The High Court of Karnataka has denied bail to Jayalalitha in the disproportionate assets case. The Special Public Prosecutor raised no objection to granting of bail to Jayalalitha. The lawyer for the defense, Ram Jethmalani, argued vehemently for the release of Jayalalitha, calling it a case of political vendetta. He cited the case of Lalu Prasad Yadav being granted bail by the SC (after being convicted in the fodder scam) as a precedent to take into consideration while deciding whether bail must be granted to Jayalalitha.
Jethmalani also prayed for the suspension of the sentence pending appeal.
Rationale behind judgment
Justice Chandrasekhara refused to grant bail saying that there were no grounds for the Court to grant bail. Citing SC judgments, he opined that corruption amounted to violation of basic human rights, and that it led to economic imbalances in society. The judge also said that the SC had made it clear that cases relating to corruption must be fast-tracked.
He also refused to consider the Lalu Yadav case as a precedent, because he had been granted bail by the SC on an appeal from the HC judgment that denied him bail. Also, he had spent 10 months in jail already when the SC granted him bail. Jayalalitha, on the other hand, has not been in jail even for a month.
The judge also refused to suspend the judgment of the Special Court.
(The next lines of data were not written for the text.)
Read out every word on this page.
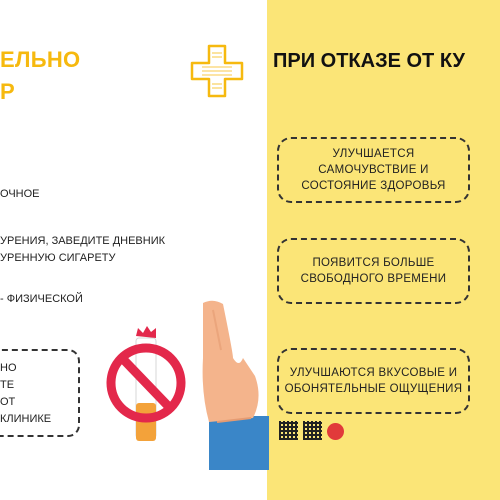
ЕЛЬНО
Р
ОЧНОЕ
УРЕНИЯ, ЗАВЕДИТЕ ДНЕВНИК
УРЕННУЮ СИГАРЕТУ
- ФИЗИЧЕСКОЙ
НО
ТЕ
ОТ
КЛИНИКЕ
ПРИ ОТКАЗЕ ОТ КУ
УЛУЧШАЕТСЯ
САМОЧУВСТВИЕ И
СОСТОЯНИЕ ЗДОРОВЬЯ
ПОЯВИТСЯ БОЛЬШЕ
СВОБОДНОГО ВРЕМЕНИ
УЛУЧШАЮТСЯ ВКУСОВЫЕ И
ОБОНЯТЕЛЬНЫЕ ОЩУЩЕНИЯ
He cited several cases of the SC under the Prevention of Corruption Act to validate his ruling that the case was not fit for granting either bail or suspension of sentence.
Future course of action
Jayalalitha’s legal team is likely to appeal the judgment denying bail in the SC. It is also expected that she will ask for a suspension of the four year sentence awarded by the Special Court Judge.
Disproportionate Assets Case
Jayalalitha was the first serving CM to be convicted in a corruption case when a Special Court convicted her of holding assets disproportionate to her income. She was sentenced to four years prison and a fine of Rs. 100 crore. Also, she has been disqualified from contesting elections for the next 10 years under the Representation of People’s Act.